= Christopher Hansteen (jurist) =

Norwegian politician

Christopher Hansteen (26 September 1822 – 10 March 1912) was a Norwegian judge. He served as an Associate Justice in the Supreme Court of Norway from 1867 to 1905, an unusually long period, and also spent a few years in politics.

==Personal life==
He was born in Moss as the son of customs surveyor Nils Lynge Hansteen (1782–1861) and his wife Petronelle Severine Clementin (1787–1829). His brother Agathon Bartholomæus Hansteen was a priest and member of Parliament. In addition, he was a distant relative of Christopher Hansteen, the astronomer and more famous bearer of the name. In November 1853 he married Lagertha Cecilia Wulfsberg (1820–1897), a daughter of politician Gregers Winther Wulfsberg. Their son Albert Waldemar Hansteen became an architect, as did their grandson Valdemar Scheel Hansteen.

==Career==
Hansteen grew up in Moss, Christiania and Drammen. He enrolled as a student in 1838, and graduated with the cand.jur. degree in 1843. He started a career as a civil servant, working as a clerk in the Ministry of Finance and Customs, the Ministry of the Interior and the Ministry of Justice and the Police. In 1854 he was promoted to subdirector, and from 1857 to 1866 he was a judge and acting stipendiary magistrate in Christiania.

Hansteen was also active in politics. He was a member of Christiania city council from 1867 to 1876, and following the 1868 election he was a deputy representative to the Norwegian Parliament, but without actually meeting in parliament. Political parties did not exist at the time, but Hansteen was known as a political conservative. He frequently used newspapers as an arena for promoting his views.
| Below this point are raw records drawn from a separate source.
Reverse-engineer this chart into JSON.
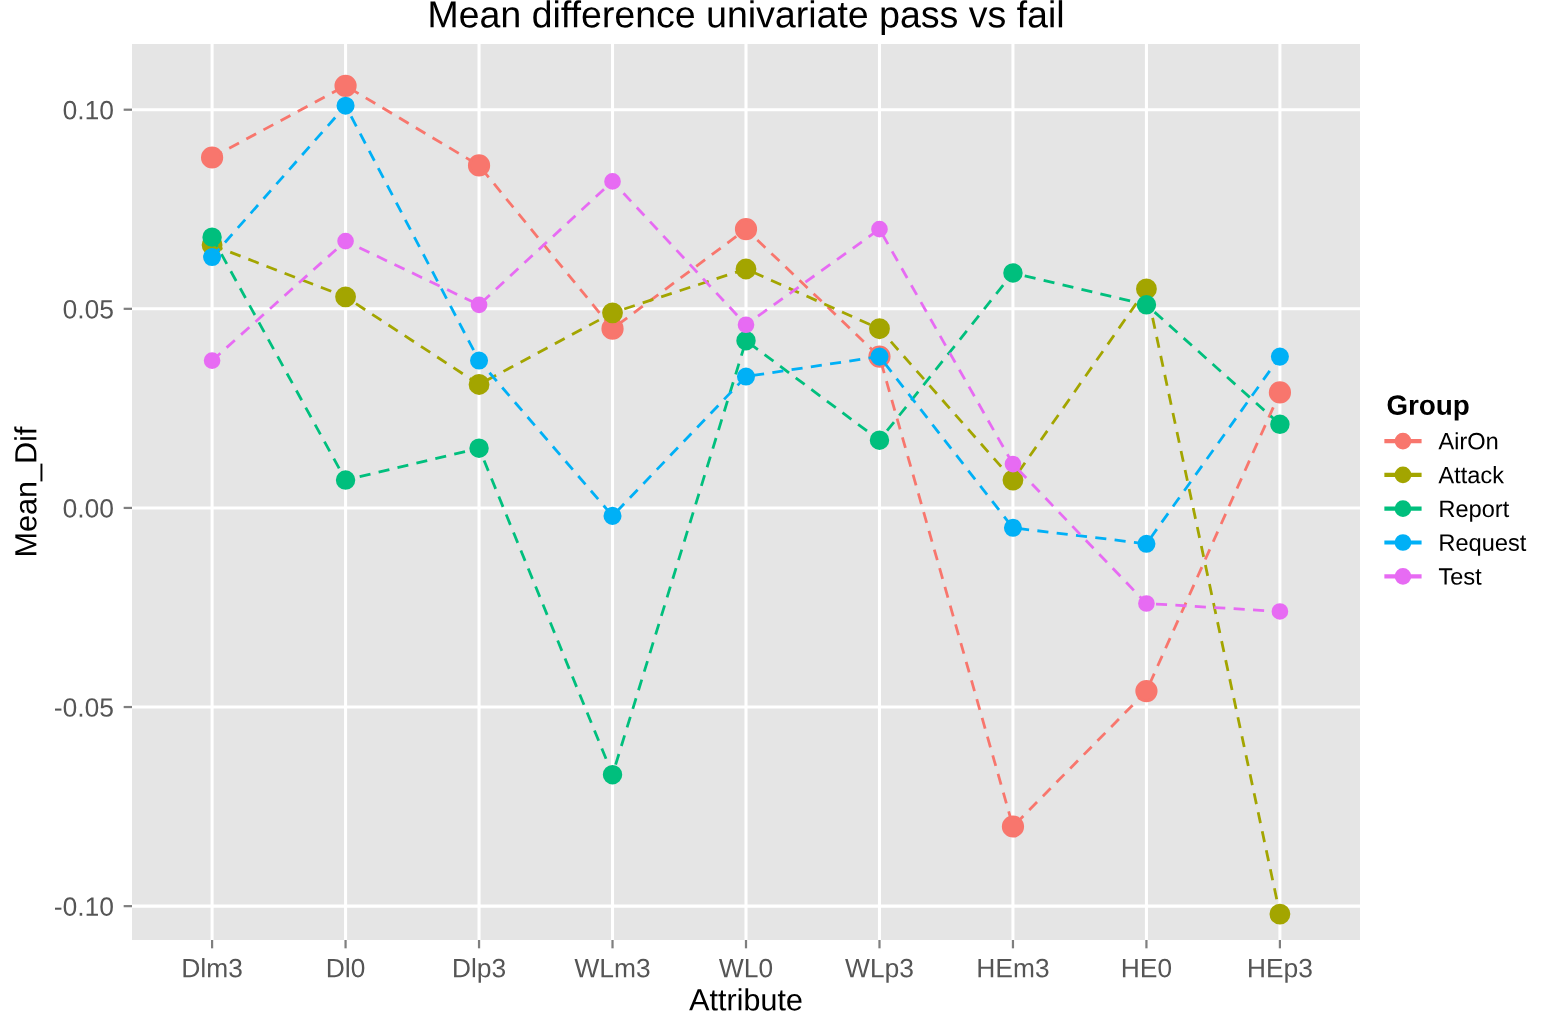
{
  "chart_data": {
    "type": "line",
    "title": "Mean difference univariate pass vs fail",
    "xlabel": "Attribute",
    "ylabel": "Mean_Dif",
    "legend_title": "Group",
    "categories": [
      "Dlm3",
      "Dl0",
      "Dlp3",
      "WLm3",
      "WL0",
      "WLp3",
      "HEm3",
      "HE0",
      "HEp3"
    ],
    "series": [
      {
        "name": "AirOn",
        "color": "#f8766d",
        "values": [
          0.088,
          0.106,
          0.086,
          0.045,
          0.07,
          0.038,
          -0.08,
          -0.046,
          0.029
        ]
      },
      {
        "name": "Attack",
        "color": "#a3a500",
        "values": [
          0.066,
          0.053,
          0.031,
          0.049,
          0.06,
          0.045,
          0.007,
          0.055,
          -0.102
        ]
      },
      {
        "name": "Report",
        "color": "#00bf7d",
        "values": [
          0.068,
          0.007,
          0.015,
          -0.067,
          0.042,
          0.017,
          0.059,
          0.051,
          0.021
        ]
      },
      {
        "name": "Request",
        "color": "#00b0f6",
        "values": [
          0.063,
          0.101,
          0.037,
          -0.002,
          0.033,
          0.038,
          -0.005,
          -0.009,
          0.038
        ]
      },
      {
        "name": "Test",
        "color": "#e76bf3",
        "values": [
          0.037,
          0.067,
          0.051,
          0.082,
          0.046,
          0.07,
          0.011,
          -0.024,
          -0.026
        ]
      }
    ],
    "ylim": [
      -0.1085,
      0.1165
    ],
    "yticks": [
      {
        "value": -0.1,
        "label": "-0.10"
      },
      {
        "value": -0.05,
        "label": "-0.05"
      },
      {
        "value": 0,
        "label": "0.00"
      },
      {
        "value": 0.05,
        "label": "0.05"
      },
      {
        "value": 0.1,
        "label": "0.10"
      }
    ],
    "grid": true,
    "legend": "right",
    "marker": "circle",
    "line_style": "dashed"
  }
}
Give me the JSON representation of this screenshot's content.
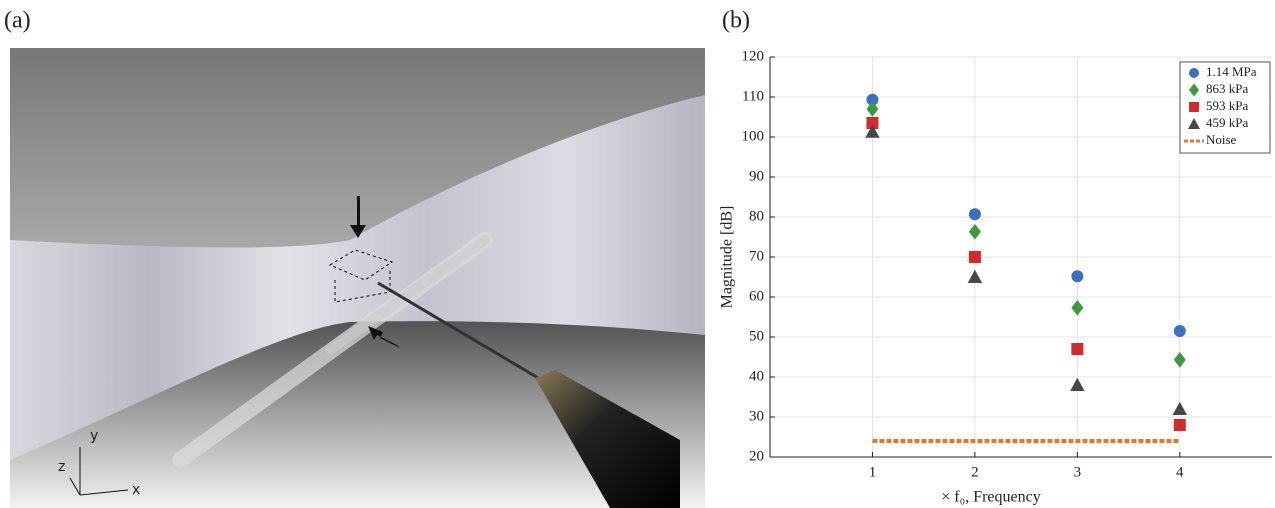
{
  "panel_labels": [
    "(a)",
    "(b)"
  ],
  "render": {
    "axis_labels": [
      "x",
      "y",
      "z"
    ]
  },
  "chart_data": {
    "type": "scatter",
    "x_label": "× f₀, Frequency",
    "y_label": "Magnitude [dB]",
    "x": [
      1,
      2,
      3,
      4
    ],
    "series": [
      {
        "name": "1.14 MPa",
        "color": "#3b6fc2",
        "marker": "circle",
        "values": [
          109.3,
          80.7,
          65.2,
          51.5
        ]
      },
      {
        "name": "863 kPa",
        "color": "#3a9a3c",
        "marker": "diamond",
        "values": [
          107,
          76.3,
          57.3,
          44.3
        ]
      },
      {
        "name": "593 kPa",
        "color": "#d42a2e",
        "marker": "square",
        "values": [
          103.5,
          70,
          47,
          28
        ]
      },
      {
        "name": "459 kPa",
        "color": "#474747",
        "marker": "triangle",
        "values": [
          101.3,
          65,
          38,
          32
        ]
      },
      {
        "name": "Noise",
        "color": "#e8781e",
        "marker": "dashed-line",
        "values": [
          24,
          24,
          24,
          24
        ]
      }
    ],
    "xlim": [
      0,
      4.9
    ],
    "xticks": [
      1,
      2,
      3,
      4
    ],
    "ylim": [
      20,
      120
    ],
    "yticks": [
      20,
      30,
      40,
      50,
      60,
      70,
      80,
      90,
      100,
      110,
      120
    ],
    "grid": true,
    "legend": "upper-right"
  }
}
In 1867 he had been appointed as an Assessor in the Supreme Court of Norway. As such he took part in the Impeachment trial, where members of the Supreme Court as well as politicians from the Lagting ultimately impeached Conservative Prime Minister Christian Selmer and his cabinet. Hansteen largely let his professionalism subdue his political leanings in this case, which could not be taken for granted in the political climate of the time.

In 1886, when Iver Steen Thomle stepped down as Chief Justice of the Supreme Court of Norway, Hansteen had expressed a strong interest in the position. However, the Liberal cabinet led by Johan Sverdrup chose not to appoint him, probably due to Hansteen's political color. Later, when the Liberals had lost their majority, Hansteen was asked by King Oscar II of Sweden and Norway to become Prime Minister and form a cabinet of his own in 1892; contrary to popular belief, parliamentarism was not fully implemented in Norway yet. This time, Hansteen himself declined due to his relatively old age. He continued as a judge until his retirement in 1905. His 38 years in Supreme Court was a record at the time. He lived almost to the age of ninety, dying in March 1912 in Kristiania.

Hansteen was decorated as a Knight of the Order of St. Olav in 1868. He became a Commander, First Class of the same order in 1882, and in 1895 he received the Grand Cross.